Whilst there are available clear polystyrene props and supports (adjustable or not), I find these intrusive, visually unaesthetic and usually a poor compromise. The more specimens that need support, the worse becomes the problem, until the collection becomes a forest of polystyrene props interspersed with specimens -perhaps a classic case of not being able to see the wood for the trees! I needed to find a solution. So, what to do?

 

custom polymer clay mineral stand
custom polymer clay mineral stand

Recently when my grandsons were visiting, we were using oven -hardening polymer clay (Sculpey) to make dice. Whilst doing this, it occurred to me that this could provide a solution.
Indeed, it might be an ideal material from which to make unobtrusive custom stands or supports for some of my collection.

I started by forming a few simple blanks into which I could impress specimens. The initial colour, size and shape of the blanks were determined by the pieces to be supported; some were cuboids, others discs, tablets or cheese -wedges. A couple of experiments revealed that by first placing a piece of standard kitchen Clingfilm over the blank, a clean release was obtained without the risk of ‘pull-out’ or surface contamination of the specimen. This could be a concern with delicate or friable surfaces, such as may be found with some fossils for example.
Remember to remove the clingfilm from the surface of the polymer clay before curing it in the oven.

Clingfilm is both thin and sufficiently compliant to allow excellent reproduction by the polymer clay of surface detail.
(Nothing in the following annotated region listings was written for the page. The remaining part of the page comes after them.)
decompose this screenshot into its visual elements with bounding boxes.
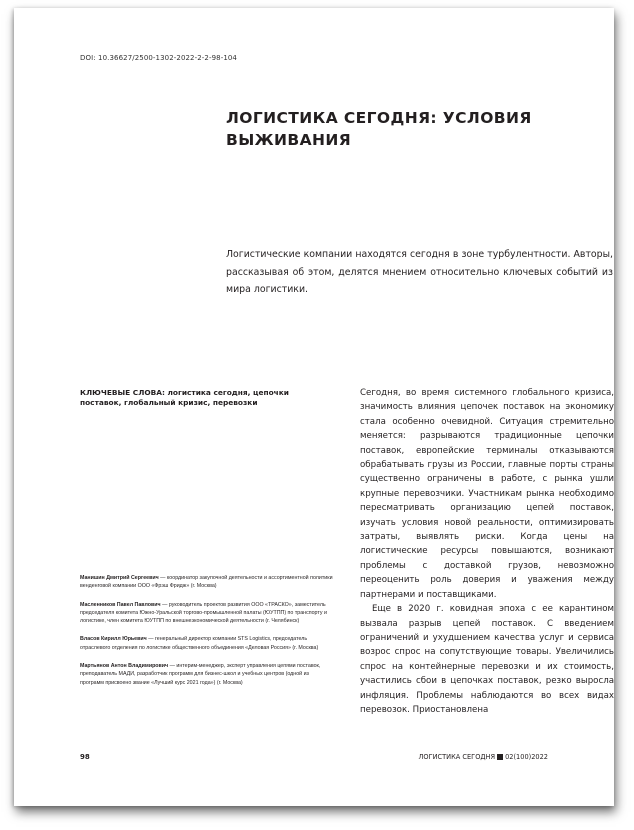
author-info: — координатор закупочной деятельности и ассортиментной политики венденговой компании ООО «Фрэш Фридж» (г. Москва) bbox=[80, 575, 333, 590]
article-title-line-2: ВЫЖИВАНИЯ bbox=[226, 131, 352, 149]
author-info: — интерим-менеджер, эксперт управления цепями поставок, преподаватель МАДИ, разработчик программ для бизнес-школ и учебных центров (одной из программ присвоено звание «Лучший курс 2021 года») (г. Москва) bbox=[80, 663, 321, 686]
body-paragraph: Еще в 2020 г. ковидная эпоха с ее карантином вызвала разрыв цепей поставок. С введением ограничений и ухудшением качества услуг и сервиса возрос спрос на сопутствующие товары. Увеличились спрос на контейнерные перевозки и их стоимость, участились сбои в цепочках поставок, резко выросла инфляция. Проблемы наблюдаются во всех видах перевозок. Приостановлена bbox=[360, 604, 614, 715]
issue-number: 02(100)2022 bbox=[505, 753, 548, 761]
author-name: Манишин Дмитрий Сергеевич bbox=[80, 575, 159, 581]
author-name: Власов Кирилл Юрьевич bbox=[80, 636, 147, 643]
author-entry bbox=[80, 601, 334, 626]
square-separator-icon bbox=[497, 754, 503, 760]
author-name: Мартьянов Антон Владимирович bbox=[80, 663, 169, 670]
journal-page bbox=[14, 8, 614, 806]
author-entry bbox=[80, 662, 334, 687]
author-entry bbox=[80, 635, 334, 652]
body-paragraph: Сегодня, во время системного глобального кризиса, значимость влияния цепочек поставок на экономику стала особенно очевидной. Ситуация стремительно меняется: разрываются традиционные цепочки поставок, европейские терминалы отказываются обрабатывать грузы из России, главные порты страны существенно ограничены в работе, с рынка ушли крупные перевозчики. Участникам рынка необходимо пересматривать организацию цепей поставок, изучать условия новой реальности, оптимизировать затраты, выявлять риски. Когда цены на логистические ресурсы повышаются, возникают проблемы с доставкой грузов, невозможно переоценить роль доверия и уважения между партнерами и поставщиками. bbox=[360, 388, 614, 600]
author-list bbox=[80, 574, 334, 697]
article-body bbox=[360, 386, 614, 717]
article-abstract: Логистические компании находятся сегодня в зоне турбулентности. Авторы, рассказывая об этом, делятся мнением относительно ключевых событий из мира логистики. bbox=[226, 249, 613, 295]
author-info: — генеральный директор компании STS Logistics, председатель отраслевого отделения по логистике общественного объединения «Деловая Россия» (г. Москва) bbox=[80, 636, 319, 651]
article-title bbox=[226, 107, 556, 151]
keywords: КЛЮЧЕВЫЕ СЛОВА: логистика сегодня, цепочки поставок, глобальный кризис, перевозки bbox=[80, 388, 289, 408]
author-name: Масленников Павел Павлович bbox=[80, 601, 161, 608]
page-number: 98 bbox=[80, 753, 90, 761]
author-info: — руководитель проектов развития ООО «ТРАСКО», заместитель председателя комитета Южно-Уральской торгово-промышленной палаты (ЮУТПП) по транспорту и логистике, член комитета ЮУТПП по внешнеэкономической деятельности (г. Челябинск) bbox=[80, 601, 327, 625]
article-title-line-1: ЛОГИСТИКА СЕГОДНЯ: УСЛОВИЯ bbox=[226, 109, 532, 127]
author-entry bbox=[80, 574, 334, 591]
doi-label: DOI: 10.36627/2500-1302-2022-2-2-98-104 bbox=[80, 54, 237, 62]
running-footer bbox=[418, 753, 548, 761]
journal-name: ЛОГИСТИКА СЕГОДНЯ bbox=[418, 753, 496, 761]
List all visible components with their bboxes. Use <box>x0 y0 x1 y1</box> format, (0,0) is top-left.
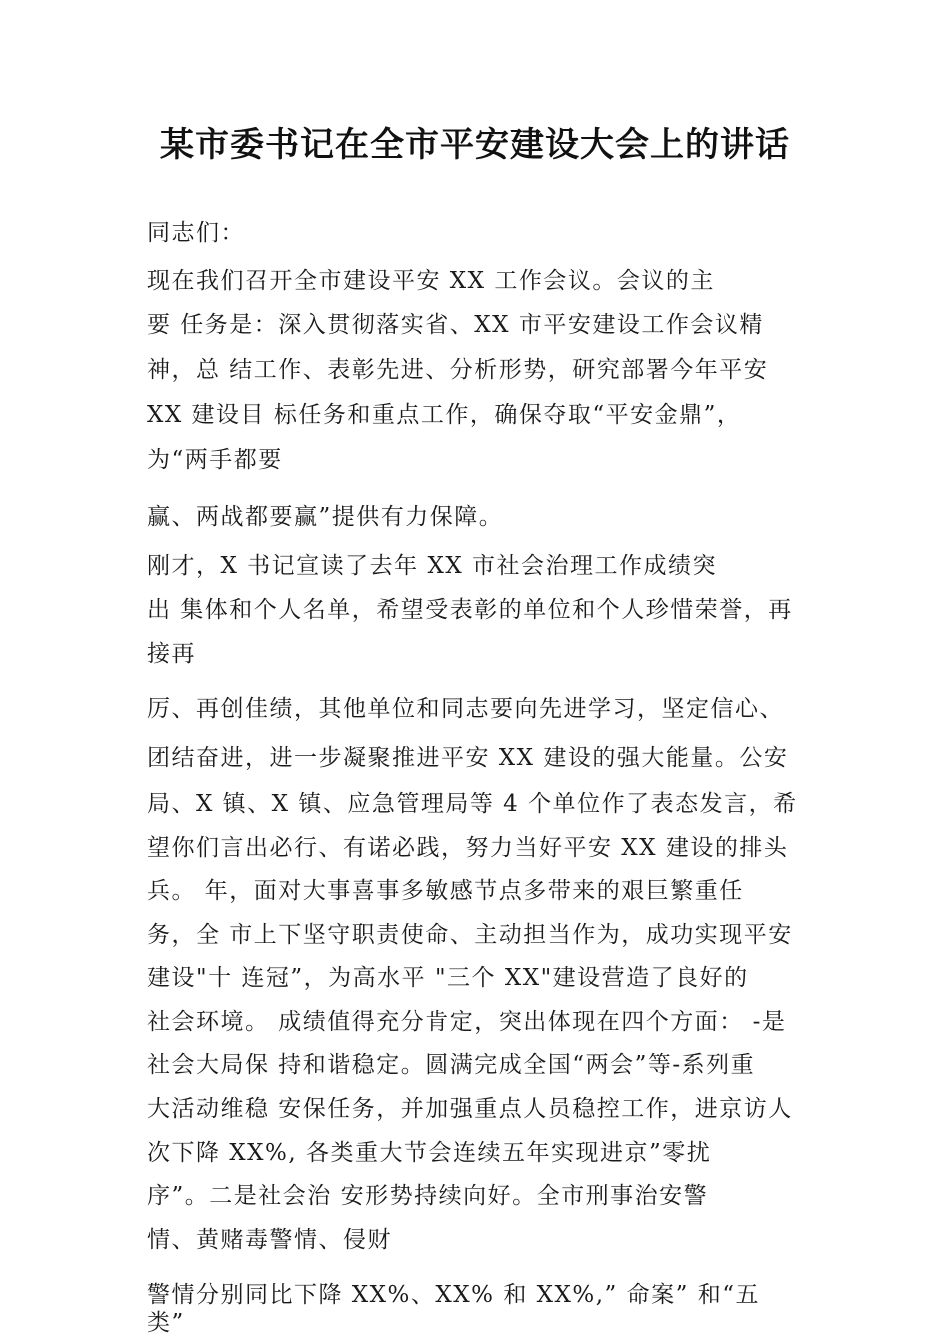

This ensures accurate mating between support and specimen which, when the support is cured, results in a stable and inconspicuously supported display piece. The accompanying images show examples of various specimens and their supports, as fabricated by the author (the supports, not the specimens!)

Polymer clay, under various brand names such as ‘Fimo’ or ‘Sculpey’, is available in a wide range of fully mixable colours, enabling intermediate colours or marbled effects to be produced. The exposed surface can also be textured in a manner sympathetic with the specimen being supported (best done with the specimen in place, to avoid distortion).
Of course, how far you wish to employ such techniques depends on how closely you wish to mimic the appearance of the specimen. I would, however, stop short of decorating the surface with the likes of fine mica flakes, sand grains etc. as they may not adhere sufficiently well to the material when cured. Particularly large or heavy specimens may require three -point support.
Polymer clay generally requires a curing temperature of about 130° Celsius in a domestic oven (not a microwave), at a time of 15 minutes per 6mm (1/4 inch) of thickness.
Full instructions are supplied and, of course, there is plenty of information available online.

So, if you have a similar problem, why not give it a go? I’m sure you will enjoy it and be pleased with the results.